The dispersion of mark-ups in an open economy.

Authors
Publication date
2021
Publication type
Other
Summary We introduce heterogeneous mark-ups through Bertrand competition in a two-country model with endogenous firms’ entry and tradability `a la Ghironi and Melitz (2005). Bertrand competition generates a distribution of mark-ups according to which firms that are larger and more productive charge lower prices, attract larger market shares and extract larger mark-ups. First, we characterize first-best allocations and their implementation. We find that they are inde- pendent from the degree of mark-ups’ heterogeneity, suppress the dispersion of mark-ups and imply zero distortions on labor as well as substantial subsidies to preserve firm’s incentives to enter.

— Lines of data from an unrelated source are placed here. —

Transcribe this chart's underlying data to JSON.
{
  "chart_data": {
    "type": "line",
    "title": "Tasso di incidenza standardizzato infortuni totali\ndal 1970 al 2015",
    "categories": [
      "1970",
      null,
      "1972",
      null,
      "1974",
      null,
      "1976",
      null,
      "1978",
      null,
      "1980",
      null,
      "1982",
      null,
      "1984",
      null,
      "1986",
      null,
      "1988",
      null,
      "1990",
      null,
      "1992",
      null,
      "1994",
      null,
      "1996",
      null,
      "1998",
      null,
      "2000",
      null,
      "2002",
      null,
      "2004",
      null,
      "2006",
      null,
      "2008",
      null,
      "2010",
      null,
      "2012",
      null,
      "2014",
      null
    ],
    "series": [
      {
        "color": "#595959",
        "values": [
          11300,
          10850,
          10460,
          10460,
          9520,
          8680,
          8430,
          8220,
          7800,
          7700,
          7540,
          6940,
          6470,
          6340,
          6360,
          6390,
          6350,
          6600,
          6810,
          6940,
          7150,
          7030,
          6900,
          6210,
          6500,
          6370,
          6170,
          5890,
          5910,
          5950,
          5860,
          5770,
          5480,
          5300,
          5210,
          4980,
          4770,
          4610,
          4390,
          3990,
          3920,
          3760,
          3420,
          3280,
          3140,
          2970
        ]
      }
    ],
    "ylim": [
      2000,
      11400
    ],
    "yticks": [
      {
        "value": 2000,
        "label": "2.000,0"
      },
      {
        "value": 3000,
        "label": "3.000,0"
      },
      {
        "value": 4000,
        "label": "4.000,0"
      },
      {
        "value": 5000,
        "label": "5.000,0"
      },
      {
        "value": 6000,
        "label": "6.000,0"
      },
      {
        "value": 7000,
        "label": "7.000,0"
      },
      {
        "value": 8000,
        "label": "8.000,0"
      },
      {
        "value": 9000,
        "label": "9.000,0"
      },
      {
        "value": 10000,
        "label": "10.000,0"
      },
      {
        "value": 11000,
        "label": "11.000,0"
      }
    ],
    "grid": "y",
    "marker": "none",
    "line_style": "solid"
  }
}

Second, second-best alternative policies with a restricted number of instruments and a balanced budget significantly reduce the potential welfare gains from fiscal policies. Third, the total welfare losses from passive policies are lower under heterogeneous mark-ups than under homogeneous mark-ups: while the dispersion of mark-ups has negative effects on the intensive margin, output per firm, it also raises expected profits for potential entrants and raises the ex- tensive margin, the number of firms in both domestic and export markets, pushing them closer to their efficient levels. Fourth, we also investigate the dynamic properties of allocations under passive and optimal policies considering aggregate productivity shocks and trade liberalization experiments.